過了兩年,卡卡西三十五歲,體能早過了巔峰期,和老爺子也鬥完了。阿斯瑪在執行任務的時候被一顆機槍子彈掃到,幸虧穿了防彈衣,雖然腹腔打得稀爛,但好歹撿回一條命,醫院接二連三地下病危通知,可最後還是挺了過來,和卡卡西一起轉了行政。老爺子早年死了大兒子,只留下木葉丸這個孫子,經歷了這件事後,也就隨卡卡西去了,除了生死無大事。

卡卡西從前線下來那年,國安部對“曉”收網,鼬犧牲。

最諷刺的是他死於他最疼愛的弟弟之手,他弟弟級別不夠,身份是一個“曉”的普通臥底,上級沒有告訴他鼬的身份,他只知道鼬殺了他們的爸媽,然後在行動開始之後一槍崩了他哥。消息傳到國安部後引發了軒然大波,鼬的頂頭上司揚言要斃了佐助,佐助當場被捕,他將面臨故意殺人的指控,如果他沒有證據證明他是因為不知道鼬的身份開的槍,那麽他將被判終身□。

至此,宇智波一族沒落。

鼬的墓就在B城,卡卡西帶著伊魯卡掃墓的時候跟他簡單的提了一下,伊魯卡唏噓不已,他和鼬只見過寥寥數面,但對於這個有教養的年輕人極有好感,沒想到居然死於非命。

卡卡西知道的比伊魯卡多得多,他明白鼬至死都在保護佐助,“曉”的水太深,收網之後佐助的身份暴露,如果不把他扔進監獄裏,那麽他在接下來的日子裏性命堪憂。

卡卡西嘆了口氣,在鼬的墳前放了一束白菊花。

由於提前打點過,卡卡西接伊魯卡進大院很順利,兩個人在經歷了幾年的分居終於在一起了。

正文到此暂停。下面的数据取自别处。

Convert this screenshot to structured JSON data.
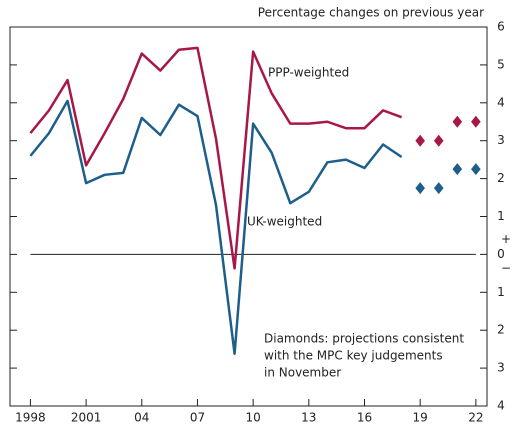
{
  "chart_data": {
    "type": "line",
    "subtitle": "Percentage changes on previous year",
    "annotation": [
      "Diamonds: projections consistent",
      "with the MPC key judgements",
      "in November"
    ],
    "y_sign_labels": [
      "+",
      "−"
    ],
    "xlim": [
      1996.9,
      2022.6
    ],
    "xticks": [
      1998,
      2001,
      {
        "value": 2004,
        "label": "04"
      },
      {
        "value": 2007,
        "label": "07"
      },
      {
        "value": 2010,
        "label": "10"
      },
      {
        "value": 2013,
        "label": "13"
      },
      {
        "value": 2016,
        "label": "16"
      },
      {
        "value": 2019,
        "label": "19"
      },
      {
        "value": 2022,
        "label": "22"
      }
    ],
    "ylim": [
      -4,
      6
    ],
    "yticks": [
      {
        "value": -4,
        "label": "4"
      },
      {
        "value": -3,
        "label": "3"
      },
      {
        "value": -2,
        "label": "2"
      },
      {
        "value": -1,
        "label": "1"
      },
      0,
      1,
      2,
      3,
      4,
      5,
      6
    ],
    "series": [
      {
        "name": "PPP-weighted",
        "color": "#a8174a",
        "x": [
          1998,
          1999,
          2000,
          2001,
          2002,
          2003,
          2004,
          2005,
          2006,
          2007,
          2008,
          2009,
          2010,
          2011,
          2012,
          2013,
          2014,
          2015,
          2016,
          2017,
          2018
        ],
        "values": [
          3.2,
          3.8,
          4.6,
          2.35,
          3.2,
          4.1,
          5.3,
          4.85,
          5.4,
          5.45,
          3.05,
          -0.37,
          5.35,
          4.25,
          3.45,
          3.45,
          3.5,
          3.33,
          3.33,
          3.8,
          3.62
        ]
      },
      {
        "name": "UK-weighted",
        "color": "#1d5f8a",
        "x": [
          1998,
          1999,
          2000,
          2001,
          2002,
          2003,
          2004,
          2005,
          2006,
          2007,
          2008,
          2009,
          2010,
          2011,
          2012,
          2013,
          2014,
          2015,
          2016,
          2017,
          2018
        ],
        "values": [
          2.6,
          3.2,
          4.05,
          1.88,
          2.1,
          2.15,
          3.6,
          3.15,
          3.95,
          3.65,
          1.3,
          -2.62,
          3.45,
          2.68,
          1.35,
          1.65,
          2.43,
          2.5,
          2.28,
          2.9,
          2.57
        ]
      },
      {
        "color": "#a8174a",
        "marker": "diamond",
        "x": [
          2019,
          2020,
          2021,
          2022
        ],
        "values": [
          3.0,
          3.0,
          3.5,
          3.5
        ]
      },
      {
        "color": "#1d5f8a",
        "marker": "diamond",
        "x": [
          2019,
          2020,
          2021,
          2022
        ],
        "values": [
          1.75,
          1.75,
          2.25,
          2.25
        ]
      }
    ]
  }
}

過年的時候卡卡西帶著伊魯卡回了猿飛家,老爺子撐著拐杖沒給伊魯卡好臉色,但大年初一還是給了個大紅包,比木葉丸和治也加起來的都多。

卡卡西說老爺子年紀大了,拉不下臉,其實還是挺喜歡你這個兒媳的。

晚上伊魯卡帶著木葉丸和治也在院子裏放煙花,卡卡西站在門口看他,伊魯卡回頭,卡卡西對著他笑,身後是明亮的家的燈光,伊魯卡覺得他這輩子的幸福也就是如此了。

在這盛世浮華下,這才是他一生的歸宿。